Casi la mitad de la población española vive en la costa, y no hemos contado el turismo que este año llegará a más de 70 millones de visitas, lo que está reduciendo la biodiversidad rápidamente en algunas zonas de España. Precisamente, Málaga se encuentra a la cabeza de la urbanización costera frente a Tenerife, ubicado a la cola del ranking.

En el informe ‘Protección a toda costado’ Greenpeace se advierte de que solo un 27% de la costa española está protegida. Casi la mitad de la costa pública del Mediterráneo está destruida y las provincias con más litoral urbanizado son Barcelona, Alicante y Málaga.

Ante este panorama, Greenpeace también alerta de que la urbanización en la costa española ha crecido un 57% en los últimos 24 años. Además, en 24 años la urbanización en la costa ha crecido un 148% en Castellón, seguida por Granada con un 146% de crecimiento, un 118% Valencia y Cádiz con un 111%. Y ahora hay 52 tramos costeros con alto peligro de urbanización futura.

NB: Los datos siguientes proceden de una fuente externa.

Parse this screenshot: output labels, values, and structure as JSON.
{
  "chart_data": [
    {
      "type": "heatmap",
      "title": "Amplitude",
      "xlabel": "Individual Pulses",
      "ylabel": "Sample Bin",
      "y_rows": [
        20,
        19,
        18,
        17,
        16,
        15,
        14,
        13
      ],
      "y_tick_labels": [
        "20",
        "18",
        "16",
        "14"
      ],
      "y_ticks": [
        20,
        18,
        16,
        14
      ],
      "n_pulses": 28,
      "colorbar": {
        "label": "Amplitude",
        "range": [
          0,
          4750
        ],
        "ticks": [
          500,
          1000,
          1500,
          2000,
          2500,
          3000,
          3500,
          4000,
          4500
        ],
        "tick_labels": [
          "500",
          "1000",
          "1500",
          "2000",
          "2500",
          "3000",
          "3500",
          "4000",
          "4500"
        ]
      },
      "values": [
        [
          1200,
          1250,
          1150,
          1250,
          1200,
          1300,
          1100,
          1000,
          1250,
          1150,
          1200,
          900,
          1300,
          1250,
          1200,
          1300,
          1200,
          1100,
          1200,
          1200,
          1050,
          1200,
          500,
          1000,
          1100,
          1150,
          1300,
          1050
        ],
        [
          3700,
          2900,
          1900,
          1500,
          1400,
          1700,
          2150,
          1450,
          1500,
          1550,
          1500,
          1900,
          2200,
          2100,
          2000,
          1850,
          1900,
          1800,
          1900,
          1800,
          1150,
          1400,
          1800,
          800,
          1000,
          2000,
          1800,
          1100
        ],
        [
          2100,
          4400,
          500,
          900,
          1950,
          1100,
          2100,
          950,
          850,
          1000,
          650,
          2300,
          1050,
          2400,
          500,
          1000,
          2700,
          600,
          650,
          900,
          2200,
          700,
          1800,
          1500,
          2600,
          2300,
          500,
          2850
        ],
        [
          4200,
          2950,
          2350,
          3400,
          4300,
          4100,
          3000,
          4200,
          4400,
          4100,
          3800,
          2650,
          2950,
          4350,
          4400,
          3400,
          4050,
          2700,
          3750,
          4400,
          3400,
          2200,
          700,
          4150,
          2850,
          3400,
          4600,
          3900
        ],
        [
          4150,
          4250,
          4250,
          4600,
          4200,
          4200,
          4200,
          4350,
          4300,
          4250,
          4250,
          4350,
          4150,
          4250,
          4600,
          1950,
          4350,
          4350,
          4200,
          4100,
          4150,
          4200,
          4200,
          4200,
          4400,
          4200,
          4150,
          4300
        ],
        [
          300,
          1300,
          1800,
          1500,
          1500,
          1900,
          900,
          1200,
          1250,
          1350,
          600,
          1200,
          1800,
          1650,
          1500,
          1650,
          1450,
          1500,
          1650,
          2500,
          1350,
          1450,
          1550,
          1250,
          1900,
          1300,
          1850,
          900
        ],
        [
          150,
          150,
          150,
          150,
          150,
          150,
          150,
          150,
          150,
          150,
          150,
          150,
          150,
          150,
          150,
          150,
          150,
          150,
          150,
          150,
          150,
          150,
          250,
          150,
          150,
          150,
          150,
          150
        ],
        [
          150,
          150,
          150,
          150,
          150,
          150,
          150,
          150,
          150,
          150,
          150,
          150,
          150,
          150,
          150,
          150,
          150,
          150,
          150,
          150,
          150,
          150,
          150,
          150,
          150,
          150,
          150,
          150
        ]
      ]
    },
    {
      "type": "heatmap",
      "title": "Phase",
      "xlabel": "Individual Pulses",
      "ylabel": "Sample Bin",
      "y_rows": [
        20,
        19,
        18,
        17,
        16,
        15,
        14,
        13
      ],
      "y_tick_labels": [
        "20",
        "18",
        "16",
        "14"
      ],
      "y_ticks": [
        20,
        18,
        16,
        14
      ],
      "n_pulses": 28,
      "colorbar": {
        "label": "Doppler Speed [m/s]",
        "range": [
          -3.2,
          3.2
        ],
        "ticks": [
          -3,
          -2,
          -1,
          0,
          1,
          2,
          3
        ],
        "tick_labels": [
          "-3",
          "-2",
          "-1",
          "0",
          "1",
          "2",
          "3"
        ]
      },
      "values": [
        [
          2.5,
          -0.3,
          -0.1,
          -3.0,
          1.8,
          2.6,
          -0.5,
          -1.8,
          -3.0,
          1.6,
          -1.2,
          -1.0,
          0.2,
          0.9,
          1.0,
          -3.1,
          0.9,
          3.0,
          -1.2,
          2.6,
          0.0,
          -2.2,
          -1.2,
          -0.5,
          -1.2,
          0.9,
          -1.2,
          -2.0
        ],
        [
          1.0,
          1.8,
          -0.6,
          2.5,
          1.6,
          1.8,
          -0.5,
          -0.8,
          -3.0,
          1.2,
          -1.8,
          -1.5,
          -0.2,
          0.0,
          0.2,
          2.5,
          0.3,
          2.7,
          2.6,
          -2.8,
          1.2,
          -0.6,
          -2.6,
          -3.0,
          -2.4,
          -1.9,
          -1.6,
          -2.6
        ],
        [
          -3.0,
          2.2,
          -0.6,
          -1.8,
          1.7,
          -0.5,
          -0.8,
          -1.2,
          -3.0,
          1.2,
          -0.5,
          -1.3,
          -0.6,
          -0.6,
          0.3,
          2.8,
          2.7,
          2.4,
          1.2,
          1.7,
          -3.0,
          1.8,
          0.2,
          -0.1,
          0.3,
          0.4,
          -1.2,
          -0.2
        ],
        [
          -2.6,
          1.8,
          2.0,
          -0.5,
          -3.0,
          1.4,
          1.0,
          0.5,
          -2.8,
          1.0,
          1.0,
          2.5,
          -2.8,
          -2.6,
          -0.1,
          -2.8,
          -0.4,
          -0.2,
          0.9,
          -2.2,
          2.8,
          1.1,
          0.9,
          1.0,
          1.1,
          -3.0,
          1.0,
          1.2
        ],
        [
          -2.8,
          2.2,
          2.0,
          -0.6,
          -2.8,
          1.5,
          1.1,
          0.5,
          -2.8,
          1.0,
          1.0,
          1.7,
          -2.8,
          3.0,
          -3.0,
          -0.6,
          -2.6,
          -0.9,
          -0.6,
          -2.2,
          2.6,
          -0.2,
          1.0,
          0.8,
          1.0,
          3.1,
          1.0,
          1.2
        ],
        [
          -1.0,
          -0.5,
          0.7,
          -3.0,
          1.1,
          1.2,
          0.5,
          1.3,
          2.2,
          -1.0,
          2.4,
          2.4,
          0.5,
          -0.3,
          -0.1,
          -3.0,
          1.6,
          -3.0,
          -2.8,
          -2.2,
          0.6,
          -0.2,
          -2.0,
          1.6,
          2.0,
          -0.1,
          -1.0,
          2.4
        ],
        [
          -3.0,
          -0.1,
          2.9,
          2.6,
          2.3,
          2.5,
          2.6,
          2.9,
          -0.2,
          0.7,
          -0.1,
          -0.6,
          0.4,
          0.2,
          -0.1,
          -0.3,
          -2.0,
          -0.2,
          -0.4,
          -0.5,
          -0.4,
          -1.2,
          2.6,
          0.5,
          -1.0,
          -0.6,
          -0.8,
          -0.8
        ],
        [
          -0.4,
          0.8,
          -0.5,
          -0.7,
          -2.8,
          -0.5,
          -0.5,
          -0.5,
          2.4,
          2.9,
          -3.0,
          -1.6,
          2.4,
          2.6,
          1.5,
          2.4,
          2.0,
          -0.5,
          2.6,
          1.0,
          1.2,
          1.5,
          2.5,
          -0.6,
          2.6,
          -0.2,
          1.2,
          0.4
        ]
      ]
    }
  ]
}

Todo un retroceso en cuanto a la sostenibilidad ya que parece que no se ha aprendido de los errores del pasado como el caso del Algarrobico en Carboneras, Almería o el caso de la costa de Murcia en el Mar Menor que está contaminado, casi muerto, debido el vertido de residuos urbanos y agrícolas.

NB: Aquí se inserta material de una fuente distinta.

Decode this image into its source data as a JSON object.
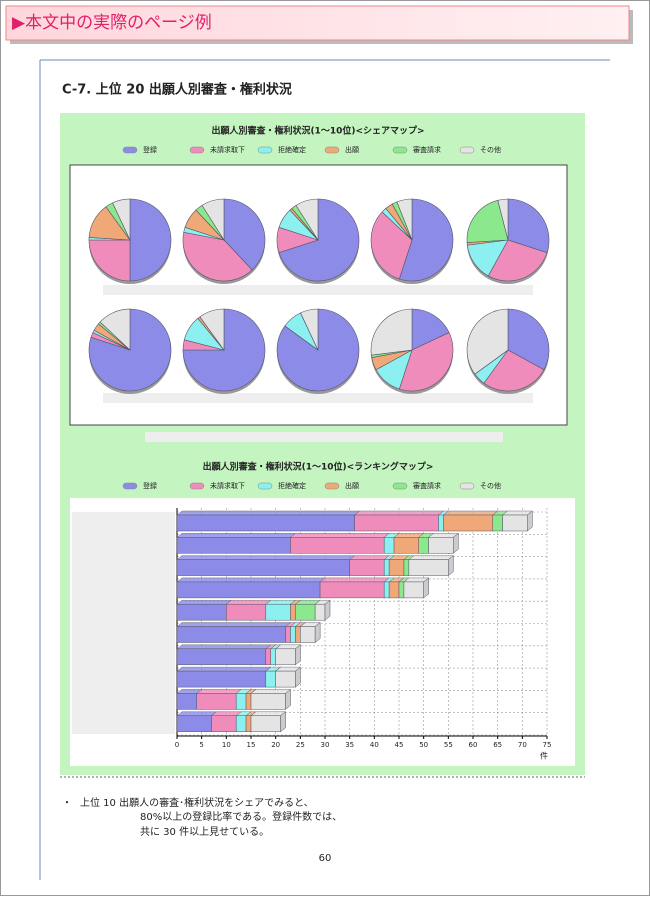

“Los datos indican que no ha desaparecido el ansia por seguir ocupando los primeros kilómetros de costa y los alrededores de los parques naturales. La flexibilización de normativas como la nueva Ley de Costas, la Ley de Impacto Ambiental, la futura Ley del Suelo de Canarias y la indiferencia ante sentencias judiciales como en el hotel de El Algarrobico parecen ser los catalizadores de una segunda edad de oro para el ladrillo”, criticó Pilar Marcos, responsable en Greenpeace de la campaña Biodiversidad.